– Припозднился, барин? – ласково спросил остроголовый старичонка, высоконький, сухонький, без бровей и ресниц, но с длинной пшеничной бородой, прикрывающей выступ горба на правой стороне груди; точь-в-точь полевой дух, младший братишка леших да водяных, о которых рассказывали успенские ребятишки.
– Это верно, припозднился, – ответил Крылов, радуясь, что с перевозом так славно уладилось. – Старицу пришлось обходить. Много времени потерял.
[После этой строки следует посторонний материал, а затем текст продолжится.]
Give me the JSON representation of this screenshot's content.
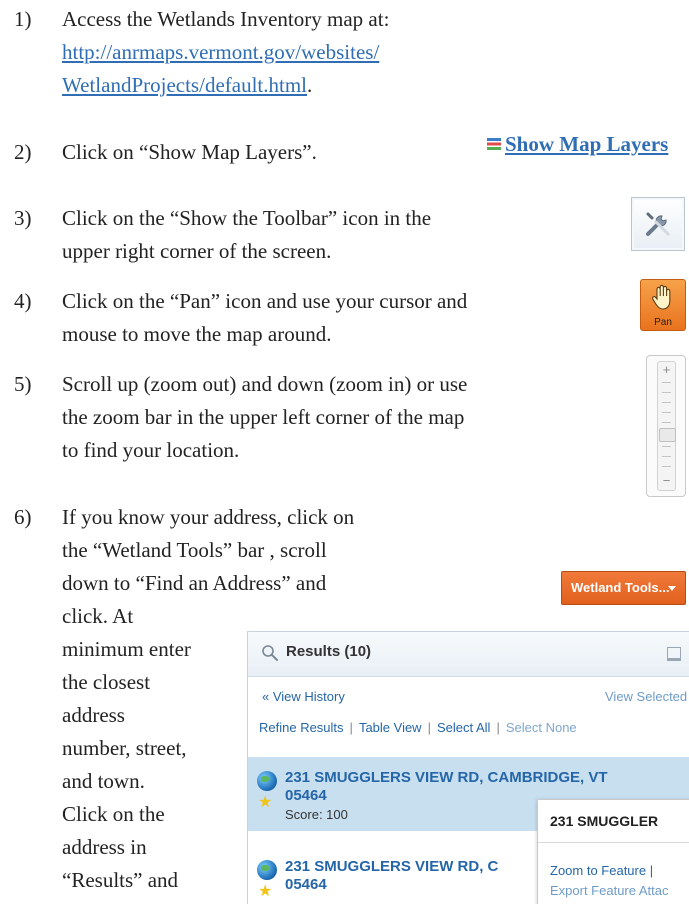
{
  "steps": [
    {
      "num": "1)",
      "lines": [
        "Access the Wetlands Inventory map at:"
      ],
      "link_lines": [
        "http://anrmaps.vermont.gov/websites/",
        "WetlandProjects/default.html"
      ],
      "link_suffix": "."
    },
    {
      "num": "2)",
      "lines": [
        "Click on “Show Map Layers”."
      ]
    },
    {
      "num": "3)",
      "lines": [
        "Click on the “Show the Toolbar” icon in the",
        "upper right corner of the screen."
      ]
    },
    {
      "num": "4)",
      "lines": [
        "Click on the “Pan” icon and use your cursor and",
        "mouse to move the map around."
      ]
    },
    {
      "num": "5)",
      "lines": [
        "Scroll up (zoom out) and down (zoom in) or use",
        "the zoom bar in the upper left corner of the map",
        "to find your location."
      ]
    },
    {
      "num": "6)",
      "lines": [
        "If you know your address, click on",
        "the “Wetland Tools” bar , scroll",
        "down to “Find an Address” and",
        "click. At",
        "minimum enter",
        "the closest",
        "address",
        "number, street,",
        "and town.",
        "Click on the",
        "address in",
        "“Results” and"
      ]
    }
  ],
  "widgets": {
    "show_map_layers": "Show Map Layers",
    "pan_label": "Pan",
    "wetland_tools": "Wetland Tools...",
    "zoom_plus": "+",
    "zoom_minus": "−"
  },
  "results_panel": {
    "title": "Results (10)",
    "view_history": "« View History",
    "view_selected": "View Selected",
    "refine_links": [
      "Refine Results",
      "Table View",
      "Select All",
      "Select None"
    ],
    "rows": [
      {
        "address": "231 SMUGGLERS VIEW RD, CAMBRIDGE, VT",
        "zip": "05464",
        "score": "Score: 100"
      },
      {
        "address": "231 SMUGGLERS VIEW RD, C",
        "zip": "05464"
      }
    ],
    "popup": {
      "title": "231 SMUGGLER",
      "zoom_to_feature": "Zoom to Feature |",
      "export": "Export Feature Attac"
    }
  }
}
– Да уж так, с отселева прямой дороги нет. Курьи да петли, да протоки. Речка здеся как хошь гуляет, низина, – согласился «полевой дух», проворно выпутывая толстую веревку из чернотала. – Садись, барин, а я отпехнуся.
Он дождался, когда пассажир усядется на скамеечке, груз свой непонятный – торбочку на широких ремнях да плоскую, будто книжица, коробку – разместит в сухом месте, и только потом легко, по-молодому оттолкнул плоскодонку и впрыгнул на корму. Течение подхватило вертлявую лодчонку, и оба берега – высокий и низкий – зашевелились, поползли в стороны.
– Ноне перевоз на Томи не то-о-т, – заговорил доверчиво старик, усердно махая короткими лопастистыми греблами. – Раньше, бывалоче, выехают купцы в заречье гулять… Шумота, гармонии на все ряды тянут, девки, будто от щекотки, заливаются! Вечером факела позажгут, по воде плотики с кострами пущают… Красота. Антирес.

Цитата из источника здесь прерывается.